# Combinatorics : Claude wants to invite 5 people to dinner in a pool of 11 friends, but two of these can't be with each other. How many ways?

So the question has three parts and I'm stuck on the third, that's how it goes :

Claude wants to invite 5 friends to dinner in a pool of 11 friends.

a) How many ways can he do this?

My answer : $\binom{11}{5} = 462$

It's correct

b) 2 of these friends can't be separated from each other, how many ways?

My answer : $\binom{10}{4} = 210$

It's correct

c) 2 of them are mad at each other and can't be invited together, how many ways?

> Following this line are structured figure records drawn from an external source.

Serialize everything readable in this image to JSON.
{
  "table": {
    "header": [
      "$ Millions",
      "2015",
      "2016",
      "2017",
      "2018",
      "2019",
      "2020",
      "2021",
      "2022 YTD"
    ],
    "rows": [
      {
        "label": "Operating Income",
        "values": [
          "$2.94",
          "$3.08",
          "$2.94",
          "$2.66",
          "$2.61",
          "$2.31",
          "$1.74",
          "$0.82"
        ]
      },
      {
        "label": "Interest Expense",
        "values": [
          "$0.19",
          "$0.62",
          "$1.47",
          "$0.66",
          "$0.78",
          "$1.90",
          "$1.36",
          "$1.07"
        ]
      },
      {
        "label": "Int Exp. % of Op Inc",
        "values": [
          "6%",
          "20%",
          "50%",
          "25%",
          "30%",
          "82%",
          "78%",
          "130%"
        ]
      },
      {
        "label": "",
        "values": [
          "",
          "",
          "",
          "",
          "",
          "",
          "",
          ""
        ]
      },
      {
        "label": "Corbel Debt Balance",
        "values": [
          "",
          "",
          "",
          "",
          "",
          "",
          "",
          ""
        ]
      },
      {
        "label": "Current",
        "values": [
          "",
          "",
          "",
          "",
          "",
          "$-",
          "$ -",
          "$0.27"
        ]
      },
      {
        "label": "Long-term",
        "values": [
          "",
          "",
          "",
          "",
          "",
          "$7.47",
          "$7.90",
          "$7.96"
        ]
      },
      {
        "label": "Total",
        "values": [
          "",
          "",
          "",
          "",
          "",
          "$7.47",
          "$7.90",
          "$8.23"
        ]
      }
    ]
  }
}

My answer : ''a) - b)'' = $\binom{11}{5} - \binom{10}{4} = 252$

It's false

I can't seem to understand, plus there is no explanation in my textbook, it's straight the answer, so I'm completely lost. I've tried lots of different things but never got it right.

Thank you for helping me understand. Combinatorics are like hell to me.

Person's $A$ and $B$ cannot both be invited. There are $3$ possibilities.

Person $A$ comes and there $9C4$ ways to choose the other people. ($126$)

Person $B$ comes and there $9C4$ ways to choose the other people. ($126$)

Neither $A$ or $B$ comes and there $9C5$ ways to choose the other people. ($126$)

So there are $126+126+126=\color{blue}{378}$ ways to choose the people.

• Omg you're a genius. Thank you I'm enlightened ! – Leorio Nov 26 '17 at 18:12

If you invite both, you can only choose $3$ more, from $9$,

so a slight modification of your effort yields $\binom{11}5 - \binom93 = 378$

Your question can be formulated using boolean algebra.

A:A is invited

B:B is invited


Your case can be formulated as

(A && ~B) || (~A && B) || (~A && ~B)

which is equivalent to

~(A && B)


So if you find number of ways in which both A and B are invited and subtract it from the total number of ways of inviting friends, you will have your answer

Total ways of inviting both A and B is $\binom{9}{3}$.

Total ways of inviting all $\binom{11}{5}$.

Hence your answer is $\binom{11}{5}$ - $\binom{9}{3}$.